Another bright spot from the 2003 draft was first-round pick Andre Johnson, who emerged as the Texans' leader with 66 catches for 976 yards and four touchdowns. While Johnson was inconsistent at times, and had more drops than the team would have liked, he showed the athletic ability that made him the Texans' favorite on draft day. Expectations will continue to run high.
Johnson, however, needs help. Corey Bradford added four touchdowns and some spectacular plays for the highlight reel, but he caught only 24 balls all season. The Texans are looking for more production this year from Jabar Gaffney, who was inconsistent most of the season.
Billy Miller will be competing with Bennie Joppru at tight end. Joppru spent most of his rookie season last year on injured reserve.
One glaring statistic demonstrates the difference in the Texans' offensive line from Year 1 to Year 2 -- sacks. Carr was sacked a league-high 76 times in 2002. Texans' quarterbacks were only sacked 36 times last year -- a 52.6 percent reduction. Clearly, Davis was the other beneficiary of the improved line, helping him put together his 1,000-yard season.
The Texans added Zach Wiegert, Greg Randall and Todd Washington during last year's free-agent period, but they jumped right into the free-agent pool again this year to acquire Dolphins tackle Todd Wade. Wade will replace Randall, who was an unrestricted free agent.
Otherwise, the Texans expect the lineup to remain much the same, with Steve McKinney in the center, flanked by Wiegert at right guard, Wade at right tackle, Washington at left guard and Chester Pitts at left tackle.

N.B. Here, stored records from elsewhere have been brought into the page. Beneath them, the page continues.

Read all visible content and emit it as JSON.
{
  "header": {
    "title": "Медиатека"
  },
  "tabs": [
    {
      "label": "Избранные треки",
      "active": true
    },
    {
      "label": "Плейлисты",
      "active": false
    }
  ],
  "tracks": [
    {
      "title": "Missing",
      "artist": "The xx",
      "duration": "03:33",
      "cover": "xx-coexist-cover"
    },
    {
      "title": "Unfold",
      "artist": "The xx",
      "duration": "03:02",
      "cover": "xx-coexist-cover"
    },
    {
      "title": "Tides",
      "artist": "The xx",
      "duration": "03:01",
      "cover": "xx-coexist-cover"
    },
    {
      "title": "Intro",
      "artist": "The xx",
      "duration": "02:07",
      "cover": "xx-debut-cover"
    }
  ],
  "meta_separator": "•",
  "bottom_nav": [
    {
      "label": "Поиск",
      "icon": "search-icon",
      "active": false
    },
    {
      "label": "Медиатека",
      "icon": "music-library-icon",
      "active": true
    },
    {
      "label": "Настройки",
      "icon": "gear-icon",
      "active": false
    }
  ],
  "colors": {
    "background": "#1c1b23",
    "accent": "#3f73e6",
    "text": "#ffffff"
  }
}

This was the area with the greatest turbulence last year due to injuries and the patchwork that ensued. The Texans expect a much-improved defensive line this fall. Playing most of the season without Payne, who suffered a season-ending knee injury in Week 2, and Walker, who missed 12 games with injuries, the Texans used seven different starters on the line. Corey Sears, the Texans' top backup, was also injured and played at far less than 100 percent most of the season.

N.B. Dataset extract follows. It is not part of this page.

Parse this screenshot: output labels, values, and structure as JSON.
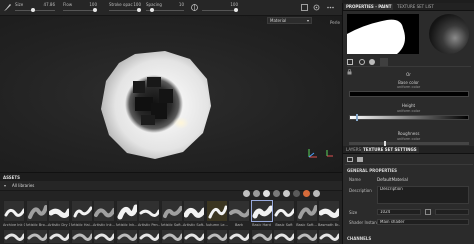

The Texans acquired Robaire Smith from the Titans in the offseason. A tackle in Tennessee, Smith will slide over to end and replace Jerry DeLoach in the Texans' 3-4 defense. DeLoach was re-signed to provide depth.
Right outside linebacker was one of the weaker spots last year. Five different players received a look. With the addition of first-round pick Jason Babin, who could start at left outside linebacker, the Texans may experiment with moving veteran Kailee Wong from the left to right. The Texans traded four picks to move up in the draft to get Babin, so they expect him to play a significant role quickly. Jamie Sharper and Jay Foreman own the other two positions, making this one of the Texans' strengths. Second-year player Antwan Peek will be Babin's biggest competition for that final starting spot.
The Texans used four of their nine draft picks to address the secondary, where upgrading the free safety position is of utmost importance. The addition of first-round pick Dunta Robinson should allow the Texans to move veteran Marcus Coleman from cornerback to free safety. Houston expects Robinson to move into the starting lineup at right cornerback right away. Pro Bowler Aaron Glenn returns from injury to the left cornerback spot. Kenny Wright, who got five starts last year due to injuries, will provide depth off the bench. Veteran Eric Brown is solid at strong safety.
Kris Brown had another solid season, continuing to improve his numbers. He finished 18-for-22 on field-goal attempts and was 100 percent on extra points. He has kicked three game-winners thus far for the Texans. Both he and punter Chad Stanley finished above average in the league.
The Texans struggled in the return game, though J.J. Moses was an improvement. Still, the Texans are looking for more speed and hope to find that in sixth-round draft pick Vontez Duff, who earned a spot in the Notre Dame record books in 2002, becoming the first ever to score on interception, kickoff and punt returns in the same season.
The Texans managed five wins last season and had several near-misses despite finishing near the bottom of the league in total defense and pass defense. Therefore, it was little surprise that the Texans focused their offseason activity -- both in the free-agent market and the draft -- on the defensive side of the ball.
Offensively, Houston believes it has its three key playmakers in place -- Carr, Johnson and Davis. Now, this young trio just needs more seasoning.
Reaching the postseason in year three is unlikely, but Houston is clearly a team on the way up. The Texans are probably the fourth-best team in the four-team AFC South, but a last-place finish could still produce seven wins.